I absolutely love your remark about principles being "held hostage" to certain issues. But why does that happen? How is this hostage situation perpetuated, election after election?

--Doug

BrianG said...

I think that abortion and gay marriage get more press because they are about sex, babies, and death. The morals about sex, babies, and death are line in the sand issues. You might argue that sexual morals are not life and death, but in evolutionary terms - they are.

Its funny because I consider myself morally and personally very conservative. I was a virgin when I got married. I don't drink, smoke, do drugs, buy lottery tickets, lie or cheat, and I avoid walmart. I feel there is a strong line of what is right and what is wrong, that said, I have done plenty of things that I think are immoral and I regret that. Does that make me a bad person, maybe. Do people who do things I consider to be immoral bad people - hell, no. Just human.

To me the reason that gay marriage and abortion are such red flag issues is we define what is moral and immoral by what is legal and illegal. If gay marriage is illegal, by this argument it is immoral. If gay marriage were to be legal, then it would be moral.

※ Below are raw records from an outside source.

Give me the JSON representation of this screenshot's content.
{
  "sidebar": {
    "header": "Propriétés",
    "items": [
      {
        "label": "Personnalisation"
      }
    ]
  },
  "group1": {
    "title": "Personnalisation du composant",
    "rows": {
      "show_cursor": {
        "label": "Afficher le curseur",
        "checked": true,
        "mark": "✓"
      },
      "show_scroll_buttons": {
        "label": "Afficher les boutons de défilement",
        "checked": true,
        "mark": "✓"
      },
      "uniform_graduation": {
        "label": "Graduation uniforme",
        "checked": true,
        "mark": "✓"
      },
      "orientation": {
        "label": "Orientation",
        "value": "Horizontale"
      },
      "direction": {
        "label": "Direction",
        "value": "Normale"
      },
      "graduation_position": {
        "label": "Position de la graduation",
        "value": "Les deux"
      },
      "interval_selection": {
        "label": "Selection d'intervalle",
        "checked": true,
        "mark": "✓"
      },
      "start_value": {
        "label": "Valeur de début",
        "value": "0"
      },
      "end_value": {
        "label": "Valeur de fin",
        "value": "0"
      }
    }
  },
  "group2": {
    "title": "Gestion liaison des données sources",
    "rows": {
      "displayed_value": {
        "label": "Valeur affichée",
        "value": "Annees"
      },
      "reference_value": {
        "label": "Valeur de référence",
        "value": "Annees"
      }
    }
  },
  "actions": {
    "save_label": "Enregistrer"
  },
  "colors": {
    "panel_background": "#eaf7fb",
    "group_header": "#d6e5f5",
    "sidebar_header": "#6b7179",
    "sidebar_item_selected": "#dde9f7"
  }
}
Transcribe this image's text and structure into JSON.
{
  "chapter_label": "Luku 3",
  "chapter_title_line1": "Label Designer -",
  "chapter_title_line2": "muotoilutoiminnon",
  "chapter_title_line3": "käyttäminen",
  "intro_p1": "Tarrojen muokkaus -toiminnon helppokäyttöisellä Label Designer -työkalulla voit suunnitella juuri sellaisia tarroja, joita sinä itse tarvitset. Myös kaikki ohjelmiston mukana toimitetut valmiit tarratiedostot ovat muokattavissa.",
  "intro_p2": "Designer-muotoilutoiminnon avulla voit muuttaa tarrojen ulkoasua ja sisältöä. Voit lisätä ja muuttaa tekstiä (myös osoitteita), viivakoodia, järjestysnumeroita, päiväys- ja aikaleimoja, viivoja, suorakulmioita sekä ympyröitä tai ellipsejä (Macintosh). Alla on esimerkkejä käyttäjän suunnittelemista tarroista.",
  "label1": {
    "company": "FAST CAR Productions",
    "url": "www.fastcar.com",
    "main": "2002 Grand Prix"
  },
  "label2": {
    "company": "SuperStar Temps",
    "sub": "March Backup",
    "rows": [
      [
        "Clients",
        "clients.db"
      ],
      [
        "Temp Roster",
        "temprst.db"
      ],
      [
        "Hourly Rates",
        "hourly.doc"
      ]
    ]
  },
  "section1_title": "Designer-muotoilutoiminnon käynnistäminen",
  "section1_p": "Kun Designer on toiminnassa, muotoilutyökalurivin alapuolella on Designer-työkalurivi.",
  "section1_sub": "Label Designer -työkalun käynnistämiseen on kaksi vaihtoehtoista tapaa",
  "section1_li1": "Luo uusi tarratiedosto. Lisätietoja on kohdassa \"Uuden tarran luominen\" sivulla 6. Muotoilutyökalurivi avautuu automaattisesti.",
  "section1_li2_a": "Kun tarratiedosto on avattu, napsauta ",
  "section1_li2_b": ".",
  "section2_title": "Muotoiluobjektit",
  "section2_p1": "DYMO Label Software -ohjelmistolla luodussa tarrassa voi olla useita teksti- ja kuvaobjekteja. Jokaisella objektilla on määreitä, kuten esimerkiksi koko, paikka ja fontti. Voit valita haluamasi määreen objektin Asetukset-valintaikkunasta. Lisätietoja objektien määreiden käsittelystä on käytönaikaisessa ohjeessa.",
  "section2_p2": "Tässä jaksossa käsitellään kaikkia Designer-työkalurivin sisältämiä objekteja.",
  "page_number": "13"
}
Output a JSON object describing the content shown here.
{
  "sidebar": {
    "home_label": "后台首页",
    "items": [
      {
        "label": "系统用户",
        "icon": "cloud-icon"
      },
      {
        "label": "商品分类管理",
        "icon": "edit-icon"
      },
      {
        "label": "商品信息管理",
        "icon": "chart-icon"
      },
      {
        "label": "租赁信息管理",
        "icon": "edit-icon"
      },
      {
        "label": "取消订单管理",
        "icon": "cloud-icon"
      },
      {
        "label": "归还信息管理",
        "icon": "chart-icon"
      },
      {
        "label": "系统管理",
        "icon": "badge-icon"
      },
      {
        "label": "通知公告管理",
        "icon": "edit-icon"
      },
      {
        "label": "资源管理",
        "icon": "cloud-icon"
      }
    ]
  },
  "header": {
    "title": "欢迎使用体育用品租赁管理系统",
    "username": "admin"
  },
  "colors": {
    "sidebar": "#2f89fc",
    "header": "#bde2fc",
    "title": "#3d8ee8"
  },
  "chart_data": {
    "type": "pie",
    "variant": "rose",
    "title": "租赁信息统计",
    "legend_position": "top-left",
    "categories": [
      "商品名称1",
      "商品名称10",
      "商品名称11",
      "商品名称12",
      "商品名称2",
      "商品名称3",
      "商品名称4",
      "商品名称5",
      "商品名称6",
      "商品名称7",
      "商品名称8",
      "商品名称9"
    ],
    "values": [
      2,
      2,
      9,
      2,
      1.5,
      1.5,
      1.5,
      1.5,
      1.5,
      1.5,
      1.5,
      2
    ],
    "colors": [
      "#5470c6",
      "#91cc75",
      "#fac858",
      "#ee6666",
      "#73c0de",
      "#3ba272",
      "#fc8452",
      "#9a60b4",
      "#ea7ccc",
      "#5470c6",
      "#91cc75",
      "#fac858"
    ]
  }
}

I think that boths sides have to get past this definition. Conservative christians hate the idea of gay marriage because to them the government would be saying homosexual sex was moral. Essentially marriage could be looked at as a way of making sex moral - sex outside of marriage defined as fornication and adultery as immoral. The other side is that the government by not allowing gay marriage is seen by gay groups as declaring homosexuality as immoral.

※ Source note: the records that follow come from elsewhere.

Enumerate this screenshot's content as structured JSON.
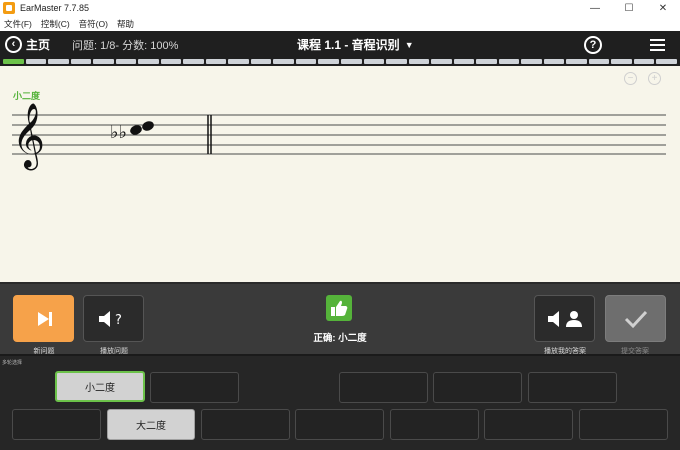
{
  "window": {
    "title": "EarMaster 7.7.85",
    "controls": [
      "—",
      "☐",
      "✕"
    ]
  },
  "menubar": {
    "items": [
      "文件(F)",
      "控制(C)",
      "音符(O)",
      "帮助"
    ]
  },
  "topnav": {
    "home_label": "主页",
    "stats": "问题: 1/8- 分数: 100%",
    "lesson_title": "课程 1.1 - 音程识别",
    "help_icon": "question-circle-icon",
    "menu_icon": "hamburger-menu-icon"
  },
  "progress": {
    "total_segments": 30,
    "completed_segments": 1
  },
  "staff": {
    "interval_label": "小二度",
    "clef": "treble-clef",
    "notes": [
      "C",
      "D♭♭"
    ],
    "accidental": "double-flat"
  },
  "controls": {
    "new_question_label": "新问题",
    "play_question_label": "播放问题",
    "result_text": "正确: 小二度",
    "play_answer_label": "播放我的答案",
    "submit_label": "提交答案"
  },
  "answers": {
    "title": "多轮选择",
    "row1": [
      "小二度",
      "",
      "",
      "",
      ""
    ],
    "row2": [
      "",
      "大二度",
      "",
      "",
      "",
      "",
      "",
      ""
    ]
  },
  "colors": {
    "accent_green": "#6cc24a",
    "orange": "#f6a24a",
    "dark_bg": "#1f1f1f",
    "staff_bg": "#f7f5ea"
  }
}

I think that both sides could come together over rights and benefits and insurance and the other rules if both sides weren't using the law to argue morality. I think that civil marriage has lost its moral meaning to most Americans anyway as more and more people live together before marriage and or get divorced. Maybe it is time to loosen the ties. Let churches define their rules for religious marriages and let the government deal with legal implications of official relationships. If that split between legal/moral were allowed then I think that there would be room for negociation and settlement.

As it is, they are line in the sand issues. Abortion is similar. I think it is generally immoral to have an abortion, but laws require punishments. Who is going to be punished by a law against abortion? Doctors? 14 yr old girls? The guy who donated the sperm and was so immoral that he was unwilling to live up to the consequences? No one wins. The law loses meaning.

That is kinda my opinion.

BrianG said...

My last comment wasn't quite what I meant to say. The point I was trying to make was that there is a debate about what is moral and immoral that is being argued as what should be legal or illegal.

So attitudes and definitions of when sex is OK and how are changing in the US. Like it or not. This is the larger issue that conservatives are reacting against, for both gay marriage and abortion. For conservatives, how do you stop these changes? It is like Tevya in Fiddler on the Roof. The world is changing, traditions are changing. What ones can you live with?

I think these two issues dominate "moral values" because they are the two that both sides want to enforce with legislation. In my view, the problem with that is that there is no one to morally prosecute. For every law there must be a consequence: a punishment, a reward, for obedience or breaking of the law. If not then the law is meaningless.

I do not know the solution. I worry though that these arguments are being used as a smokescreen.